In total, over sixty distinct species of fungi have been investigated for pure mycelial materials application, each with their own sets of advantages and disadvantages. Along with well-known medicinal species like Ganoderma lucidum and Trametes versicolor, other species such as Phellinus ellipsoideus and F. fraxinea have shown excellent potential for creating mycelial materials with quick growth and dense hyphal structures [19,85,113]. The group of 64 species spanned 4 different phyla, including 55 basidiomycetes, 2 ascomycetes, 6 mucoromycetes, and 1 blastocladiomycete, each characterized by their unique hyphae. Basidiomycota and Ascomycota, both classified as ‘higher fungi’ under the Dikarya subkingdom, are the two most species-rich phyla and contain mostly filamentous species [4]. Many dikaryotic species allow for the formation of large fruiting bodies with varied and complex hyphal structures known as sporocarps [2,4]. On the other hand, Mucoromycota and Blastocladiomycota do not produce large fruiting bodies [2]. Nevertheless, these ‘lower fungi’ can also provide rapid mycelial growth to create dense mats for medical applications or produce large quantities of chitin for nanopaper fabrication [33,73,111].
Within the vast phyla of Basidomycota in particular, there comes a need to classify them concisely to separate the softer mushrooms (e.g., Agaricus bisporus, Pleurotus ostreatus, etc.) from the woody brackets (e.g., Fomes fomentarius, Ganoderma applanatum, etc.).

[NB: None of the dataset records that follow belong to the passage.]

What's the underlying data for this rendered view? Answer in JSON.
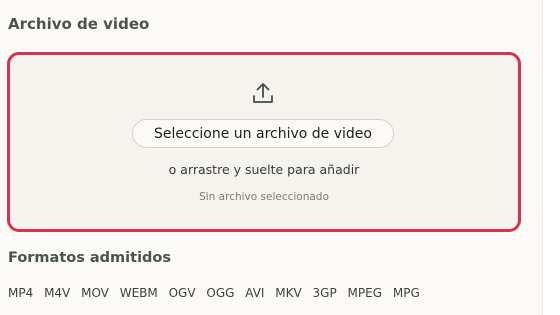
{
  "section_title": "Archivo de video",
  "dropzone": {
    "icon": "upload-icon",
    "select_label": "Seleccione un archivo de video",
    "drag_text": "o arrastre y suelte para añadir",
    "no_file_text": "Sin archivo seleccionado",
    "border_color": "#d9314f"
  },
  "formats": {
    "title": "Formatos admitidos",
    "items": [
      "MP4",
      "M4V",
      "MOV",
      "WEBM",
      "OGV",
      "OGG",
      "AVI",
      "MKV",
      "3GP",
      "MPEG",
      "MPG"
    ]
  }
}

The hyphal structures of these species greatly influence the morphological, mechanical, and physiochemical characteristics of the resultant fungal material [81,113,114]. In total, the mushroom or basidiocarps consist of three main types of hyphae: generative, skeletal, and ligative, as shown in Figure 5 [4,115]. Generative hyphae are thin walled, branching, and separated with septa [115]. Clamp connections, unique to some species in Basidiomycota, are hook-like protrusions near the septa of generative hyphae that develop during the process of sexual mating [4,115]. During mushroom growth, generative hyphae can transition into either of the thick-walled skeletal or ligative hyphae over time [115]. Skeletal hyphae are elongated, unsegmented strands which tend to overlap one another [4,115]. With their characteristic unidirectional growth, skeletal hyphae serve as the matrix in many species of fungi [115]. Lastly, ligative or binding hyphae are unsegmented and branching, characterized by a curling and gnarled structure [4,115]. As the name implies, the binding hyphae tightly holds together the mushroom’s shape, which offers considerable mechanical strength and stiffness [114,115].
Depending on species, these types of hyphae are found at varying levels [113,114]. Mushrooms containing only generative hyphae are monomitic, while species with all three are trimitic. Out of the 55 basidiomycetes listed in Table 3, 15 were monomitic, 14 were dimitic, and 17 were trimitic, while the remaining were difficult to classify. Dimitic systems always contain generative hyphae, commonly combined with skeletal and rarely with ligative hyphae. Bracket fungi, which are typically trimitic and therefore stiffer than other species, have been identified as particularly promising. Beside morphology, hyphal systems impact the mechanical and fluid absorption properties of the mushroom [113,116]. Previous investigations have demonstrated that hyphal structure of mushrooms can be leveraged when choosing between divergent species in the design of PMMs [81,114,117]. Moreover, these studies have also shown that sturdy mushrooms, in their virgin state, can themselves serve as cheap, ultralightweight materials for design and construction.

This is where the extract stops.